Here I will stop. I will only point to the one important consequence that
follows. The universality invoked by the sublime (as well as by the beautiful),
concludes Lyotard, is merely an Idea of community, for which no proof, that is,
no direct presentation exists or will ever be found. What there does exist,
however, is a bond, a bond of “communicability” between two parties to a
conflicting phrase, and this bond retains “the status of a feeling”.

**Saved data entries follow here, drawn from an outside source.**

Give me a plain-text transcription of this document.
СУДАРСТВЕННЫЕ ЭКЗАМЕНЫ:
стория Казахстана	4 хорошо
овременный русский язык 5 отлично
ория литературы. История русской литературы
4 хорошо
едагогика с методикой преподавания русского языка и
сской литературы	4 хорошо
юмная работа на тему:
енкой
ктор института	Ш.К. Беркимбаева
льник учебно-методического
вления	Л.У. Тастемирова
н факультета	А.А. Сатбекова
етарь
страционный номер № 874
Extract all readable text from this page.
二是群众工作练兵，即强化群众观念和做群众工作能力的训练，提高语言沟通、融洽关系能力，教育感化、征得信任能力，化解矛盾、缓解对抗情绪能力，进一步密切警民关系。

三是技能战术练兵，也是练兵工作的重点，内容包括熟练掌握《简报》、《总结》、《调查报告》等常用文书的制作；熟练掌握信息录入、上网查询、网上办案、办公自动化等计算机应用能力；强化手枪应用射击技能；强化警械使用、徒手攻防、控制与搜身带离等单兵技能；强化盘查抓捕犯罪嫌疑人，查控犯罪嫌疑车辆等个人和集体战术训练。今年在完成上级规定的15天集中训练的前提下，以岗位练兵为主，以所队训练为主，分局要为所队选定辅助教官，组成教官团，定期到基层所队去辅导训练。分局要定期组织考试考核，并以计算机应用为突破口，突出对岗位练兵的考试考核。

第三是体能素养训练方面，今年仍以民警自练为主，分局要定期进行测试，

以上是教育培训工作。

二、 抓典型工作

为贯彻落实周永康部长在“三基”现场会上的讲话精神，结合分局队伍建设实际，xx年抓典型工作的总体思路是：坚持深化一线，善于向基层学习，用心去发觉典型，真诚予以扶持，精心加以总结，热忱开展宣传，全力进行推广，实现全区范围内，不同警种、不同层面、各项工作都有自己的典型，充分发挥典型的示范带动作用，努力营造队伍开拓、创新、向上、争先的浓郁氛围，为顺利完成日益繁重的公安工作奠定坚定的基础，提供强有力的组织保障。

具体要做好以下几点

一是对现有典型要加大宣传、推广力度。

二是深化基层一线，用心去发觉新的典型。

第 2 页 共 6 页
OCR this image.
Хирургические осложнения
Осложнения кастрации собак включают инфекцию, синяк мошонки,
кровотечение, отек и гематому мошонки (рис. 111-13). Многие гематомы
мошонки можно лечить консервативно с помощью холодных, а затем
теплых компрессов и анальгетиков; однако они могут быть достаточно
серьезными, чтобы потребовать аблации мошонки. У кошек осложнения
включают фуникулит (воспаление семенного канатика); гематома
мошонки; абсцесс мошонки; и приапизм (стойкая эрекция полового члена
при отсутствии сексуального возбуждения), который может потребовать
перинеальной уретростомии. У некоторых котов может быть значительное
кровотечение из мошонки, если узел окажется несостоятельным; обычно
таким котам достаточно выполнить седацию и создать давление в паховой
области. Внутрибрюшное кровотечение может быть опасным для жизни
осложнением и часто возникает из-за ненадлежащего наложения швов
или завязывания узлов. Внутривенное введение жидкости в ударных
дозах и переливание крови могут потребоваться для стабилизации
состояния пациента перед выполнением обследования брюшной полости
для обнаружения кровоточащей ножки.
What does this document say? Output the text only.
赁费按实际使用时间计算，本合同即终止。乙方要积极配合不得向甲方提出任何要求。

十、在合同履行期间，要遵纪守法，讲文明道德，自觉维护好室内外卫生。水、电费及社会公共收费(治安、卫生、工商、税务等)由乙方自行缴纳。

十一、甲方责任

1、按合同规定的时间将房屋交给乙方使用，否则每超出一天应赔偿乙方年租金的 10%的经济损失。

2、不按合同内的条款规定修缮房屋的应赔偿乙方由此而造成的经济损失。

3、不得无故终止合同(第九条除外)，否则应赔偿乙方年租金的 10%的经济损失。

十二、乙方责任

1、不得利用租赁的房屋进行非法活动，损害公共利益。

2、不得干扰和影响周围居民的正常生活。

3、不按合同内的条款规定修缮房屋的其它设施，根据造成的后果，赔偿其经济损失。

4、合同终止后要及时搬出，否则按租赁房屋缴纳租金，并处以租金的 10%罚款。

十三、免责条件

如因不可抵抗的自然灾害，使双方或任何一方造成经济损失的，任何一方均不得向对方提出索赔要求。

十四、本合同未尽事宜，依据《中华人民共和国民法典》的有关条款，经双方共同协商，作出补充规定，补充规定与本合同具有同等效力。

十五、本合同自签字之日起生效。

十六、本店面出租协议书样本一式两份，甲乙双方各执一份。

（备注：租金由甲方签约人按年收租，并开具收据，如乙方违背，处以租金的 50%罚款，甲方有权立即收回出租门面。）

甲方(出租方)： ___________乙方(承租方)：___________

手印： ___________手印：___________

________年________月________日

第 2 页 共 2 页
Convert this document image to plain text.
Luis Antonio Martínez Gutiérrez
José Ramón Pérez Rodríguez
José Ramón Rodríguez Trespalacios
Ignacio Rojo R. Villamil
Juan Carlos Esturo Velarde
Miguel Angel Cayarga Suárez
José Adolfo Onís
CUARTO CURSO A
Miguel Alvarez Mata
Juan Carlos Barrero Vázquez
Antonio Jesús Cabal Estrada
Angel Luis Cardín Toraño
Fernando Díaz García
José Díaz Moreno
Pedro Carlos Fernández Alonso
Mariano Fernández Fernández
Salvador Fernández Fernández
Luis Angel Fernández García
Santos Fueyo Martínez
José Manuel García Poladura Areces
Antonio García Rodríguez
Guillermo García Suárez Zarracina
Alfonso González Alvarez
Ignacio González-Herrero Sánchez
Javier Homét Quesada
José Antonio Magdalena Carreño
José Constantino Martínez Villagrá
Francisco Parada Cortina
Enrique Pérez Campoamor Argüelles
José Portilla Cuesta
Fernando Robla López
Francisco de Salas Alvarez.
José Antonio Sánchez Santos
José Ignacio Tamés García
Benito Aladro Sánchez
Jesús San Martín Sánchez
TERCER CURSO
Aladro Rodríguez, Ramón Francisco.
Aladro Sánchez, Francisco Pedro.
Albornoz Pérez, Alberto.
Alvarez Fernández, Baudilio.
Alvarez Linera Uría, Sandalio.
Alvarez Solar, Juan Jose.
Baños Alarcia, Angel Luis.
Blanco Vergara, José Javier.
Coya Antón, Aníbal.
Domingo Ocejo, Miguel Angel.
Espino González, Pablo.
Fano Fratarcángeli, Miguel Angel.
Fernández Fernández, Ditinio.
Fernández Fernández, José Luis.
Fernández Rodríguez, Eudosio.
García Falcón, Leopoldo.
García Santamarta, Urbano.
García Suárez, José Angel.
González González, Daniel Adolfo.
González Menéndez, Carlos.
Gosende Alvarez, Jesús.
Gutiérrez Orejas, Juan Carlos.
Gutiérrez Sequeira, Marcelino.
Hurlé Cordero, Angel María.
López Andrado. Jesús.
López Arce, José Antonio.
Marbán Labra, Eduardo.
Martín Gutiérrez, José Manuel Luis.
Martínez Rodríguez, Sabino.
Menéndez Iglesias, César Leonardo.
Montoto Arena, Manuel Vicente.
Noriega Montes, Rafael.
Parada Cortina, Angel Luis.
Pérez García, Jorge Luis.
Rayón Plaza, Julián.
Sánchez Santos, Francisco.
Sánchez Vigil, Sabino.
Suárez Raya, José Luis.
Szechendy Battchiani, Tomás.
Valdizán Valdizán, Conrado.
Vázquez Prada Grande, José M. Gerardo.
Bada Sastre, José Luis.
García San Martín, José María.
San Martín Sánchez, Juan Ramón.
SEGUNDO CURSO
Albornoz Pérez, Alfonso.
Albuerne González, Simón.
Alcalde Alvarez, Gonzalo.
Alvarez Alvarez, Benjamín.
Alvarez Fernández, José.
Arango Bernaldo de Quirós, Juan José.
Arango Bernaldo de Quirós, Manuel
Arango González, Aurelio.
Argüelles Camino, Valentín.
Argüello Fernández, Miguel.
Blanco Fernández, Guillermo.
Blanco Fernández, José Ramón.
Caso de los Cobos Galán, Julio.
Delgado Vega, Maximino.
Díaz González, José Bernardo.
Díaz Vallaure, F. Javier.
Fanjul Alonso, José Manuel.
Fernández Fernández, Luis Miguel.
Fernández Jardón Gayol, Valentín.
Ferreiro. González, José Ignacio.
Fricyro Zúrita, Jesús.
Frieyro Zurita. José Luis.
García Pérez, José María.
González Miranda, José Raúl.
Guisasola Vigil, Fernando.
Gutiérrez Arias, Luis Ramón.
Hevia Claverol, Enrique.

Communicability, one might say, is a way of “logging onto” the phrase of
taste and thus of informing it with varying degrees of heterogeneity. For
Lyotard sensus communis (in aesthetics) signifies an “appeal to
community” (italics added) which is carried out a priori and judged
without any rule of direct presentation. What is a priori shared is
“feeling”.
Of course, it is no discovery that Kant opens up a space for a thinking
of community. But thinking Kant according to this exigency is quite another
matter. I would claim that this very “retrospection” is a sign of change –
if not a Begebenheit in the proper sense, then at least something that
emerges from within contemporaneity and that tends to be associated with the
present-day “condition”. There is much to discuss inside, as well as beyond
the Kantian framework. Let us simply bear in mind the following. Community is
never there, that is, it is not objectifiable. Not only does it remain
unpresentable but it cannot be, properly speaking, achieved – even the French
Revolution is meaningful to the extent to which it is anticipatory of the
republic. (Community, let me note in passing, is on the side of that very
eventuality which is dispersed in time: Kant’s Begebenheit is what he
explicitly calls “signum rememorativum, demonstrativum, prognosticon”,
a sign recalling, showing, and anticipating all at once.) Yet, there must be
something that allows for a discourse of the community even though community
itself cannot but fail. (And, one must add, it is always failed – always on
the edge of language, always indicating an “other” space, always, in a word,
anonymous.) We must be able to deliver its message and its promise. For
Kant, as Lyotard convincingly shows, the problem is resolved by the affective
paradox of the sublime. A feeling is shared about a formless something that
alludes to the beyond of experience, yet, the feeling itself constitutes an
“as-if presentation” (be it the Idea of civil society or that of morality),
and it emerges right there where the Idea cannot be presented, i.e., in
experience. (Of course, the Kantian understanding of experience is significantly
different from what was said about it earlier above. Rather, the Begebenheit
itself would be synonymous to that experience.)
So, let me emphatically repeat that community calls for translation. And
it keeps producing its “as-if presentations” in so many various ways. I have
chosen to speak of photography and the virtual affective collectives that it
brings into being. Which, of course, is just another name for anonymity. But
anonymity is not timeless, to be sure. Rather, it is a way of approaching the
post-Soviet, being an image of that experience (its “as-if presentation”)
and perhaps a sign. But in the same fashion anonymity indicates the emergence of
a new subjectivity in our not so divided world – and it is the task of the
scholar to formulate its definition.